Continuum of Perspectives and Sense-Making
- Levin emphasizes a continuum of perspectives, rather than a binary “has it/doesn’t have it” view of consciousness or agency. The size/signifiance of cognitive perspectives can and will differ greatly.
- Rejects idea of *objective* criteria for defining an agent/thing; criteria are relative to an observer’s perspective, and their primary goal, driven internally by self-preservation, is: sense-making.
- “What it’s like to be” questions are about a relationship between two systems; truly becoming another system means losing the original perspective, but instead represent an offset comparison or merge, but the target is retained.
- An explanation helps improve sense-making of the observer to aid effective actions on future, therefore all “useful” and functional descriptions have a quality of *future prediction*, which should not be mistaken as *just* past/present descriptions.
- Levin: the world a giant set of perspectives, growing and shifting, making estimations/assumptions about “other”s in environment.
Implications for Biology and Evolution
- Levin discusses memory remapping, exemplified by caterpillar-butterfly metamorphosis: information is compressed and reinterpreted for a new life context.

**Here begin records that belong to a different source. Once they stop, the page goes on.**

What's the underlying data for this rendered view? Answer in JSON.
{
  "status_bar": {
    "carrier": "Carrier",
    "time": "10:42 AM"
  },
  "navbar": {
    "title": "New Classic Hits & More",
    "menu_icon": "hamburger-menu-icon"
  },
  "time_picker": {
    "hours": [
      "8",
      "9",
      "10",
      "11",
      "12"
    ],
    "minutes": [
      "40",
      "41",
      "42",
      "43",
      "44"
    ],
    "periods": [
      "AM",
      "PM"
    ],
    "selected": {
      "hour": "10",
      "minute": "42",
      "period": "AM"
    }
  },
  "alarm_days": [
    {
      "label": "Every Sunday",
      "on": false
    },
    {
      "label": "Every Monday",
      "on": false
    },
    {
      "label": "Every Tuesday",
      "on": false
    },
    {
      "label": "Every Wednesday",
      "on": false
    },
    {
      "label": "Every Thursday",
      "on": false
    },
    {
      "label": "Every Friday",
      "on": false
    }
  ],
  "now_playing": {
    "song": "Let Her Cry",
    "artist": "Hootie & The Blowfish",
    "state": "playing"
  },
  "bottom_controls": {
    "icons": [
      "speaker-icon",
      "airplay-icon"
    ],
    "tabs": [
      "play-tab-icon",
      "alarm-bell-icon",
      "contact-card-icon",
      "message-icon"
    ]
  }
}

- Evolution likely selects for mechanisms of perspective that extract salience from experience, not rigid replication, allowing flexibility/interoperability, hence resilience and ease-of-combination of cells.
- Anthrobots (made from adult human tracheal cells) demonstrate emergent behaviors like self-motility and neural wound healing, despite no evolutionary pressure for this.
- Suggesting capabilities or potentials latent in structure space; exploration through “periscopes” created using perturbational experiments of system.
Speculation on a Platonic Realm
- Suggests a latent “Platonic” space where capabilities exist as forms, instantiated when physical structures align; evolution “searches” for pointers into this space.
- Levin imagines space as interaction/dynamics between entities (similar to how philosophical concepts have shapes).
- These forms are not static, but potentially dynamic, influenced by interacting systems; the “frame rate” of interaction depends on the observer’s capacity.
- Discusses philosophical concepts including L. E. J. Brouwer and intuitionist logic.
Metacognition, Active Inference, and the Physics of First Persons
- Integrated Information Theory (IIT) is consistent with multiple complexes within a living being; subsystems are subsumed, not eliminated.
- Levin suggests active inference (surprise minimization) and Markov blankets may lead to a more refined definition of “life”, potentially including things not currently considered alive, not by explicit components, but by organizational rules and properties of *interactions*.
- “Physics of first-person perspective”: Rewriting physics in terms of predicting one’s own next experience, and connection to actions that can influence that, which aligns with Carl Friston, and Chris Fields’ work, “Active Inference”.